Continued high demand for illegal wildlife products has greatly endangered many species like elephants, rhinos, and tigers, leaving some facing imminent extinction. The world is experiencing the worst poaching crisis in history, rivaling that in the 1980s, when more than 800 tons of ivory left Africa every year and the continent’s elephant populations plunged from 1.3 million to 600,000. Scientists estimate that only 430,000 African elephants remain today with one elephant killed every 15 minutes for its ivory.

As one of the world’s most lucrative criminal activities, valued at US$19 billion annually, illegal wildlife trade ranks fifth globally in terms of value, behind the trafficking in drugs, people, oil and counterfeiting. The IFAW report ‘Wanted: Dead or Alive, Exposing the Online Wildlife Trade’, about its 2014 investigation into online wildlife trade, reveals that over 33,000 endangered wildlife and wildlife parts were available for sale online in a short six-week period.

In December, Tencent teams up with The Nature Conservancy and other organizations to launch the Love Elephants Month initiative, calling on netizens to reject the illegal online trade in ivory and say no to ivory consumption,” said Zhou. “The ‘Tencent for the Planet’ campaign will educate the public about illegal poaching and tell them the cruel truth hidden behind the illegal ivory trade through various means. Tencent has already shut down a number of social media accounts which were proven to be involved in illegal online wildlife business activities.”
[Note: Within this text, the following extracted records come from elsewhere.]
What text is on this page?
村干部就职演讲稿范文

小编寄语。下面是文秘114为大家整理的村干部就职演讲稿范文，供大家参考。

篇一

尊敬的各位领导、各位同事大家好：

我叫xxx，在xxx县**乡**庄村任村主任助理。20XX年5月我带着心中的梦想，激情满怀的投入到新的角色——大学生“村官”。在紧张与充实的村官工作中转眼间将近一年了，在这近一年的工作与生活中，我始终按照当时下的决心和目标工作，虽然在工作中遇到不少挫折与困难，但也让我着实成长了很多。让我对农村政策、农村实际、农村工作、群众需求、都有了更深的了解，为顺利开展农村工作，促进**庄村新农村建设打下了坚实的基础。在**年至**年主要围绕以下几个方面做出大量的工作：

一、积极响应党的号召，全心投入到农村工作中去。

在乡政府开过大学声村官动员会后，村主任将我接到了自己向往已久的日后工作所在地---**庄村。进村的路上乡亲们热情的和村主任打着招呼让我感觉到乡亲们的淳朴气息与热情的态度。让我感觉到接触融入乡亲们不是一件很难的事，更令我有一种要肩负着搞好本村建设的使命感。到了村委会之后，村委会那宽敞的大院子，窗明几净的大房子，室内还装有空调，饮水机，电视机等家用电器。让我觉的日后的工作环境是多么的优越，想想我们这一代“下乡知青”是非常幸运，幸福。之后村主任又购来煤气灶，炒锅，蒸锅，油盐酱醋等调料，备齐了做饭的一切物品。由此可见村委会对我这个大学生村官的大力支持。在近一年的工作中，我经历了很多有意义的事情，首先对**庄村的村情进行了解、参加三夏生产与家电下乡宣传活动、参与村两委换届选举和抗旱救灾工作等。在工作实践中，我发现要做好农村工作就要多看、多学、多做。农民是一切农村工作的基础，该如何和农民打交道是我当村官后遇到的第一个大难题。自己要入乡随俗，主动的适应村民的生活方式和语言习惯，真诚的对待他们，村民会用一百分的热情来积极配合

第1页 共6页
“We are thrilled to see so many influential people in China step up as leaders on this issue – but it’s not a surprise. Members of The Nature Conservancy China Board have been supporting conservation work in Africa through the China Global Conservation Fund for years, and we are already seeing the results of this work,” said Bashir. “The Nature Conservancy is also proud of the grass roots work happening in Kenya with community conservancies and local partners. Combined, elephants and other endangered wildlife have a chance.”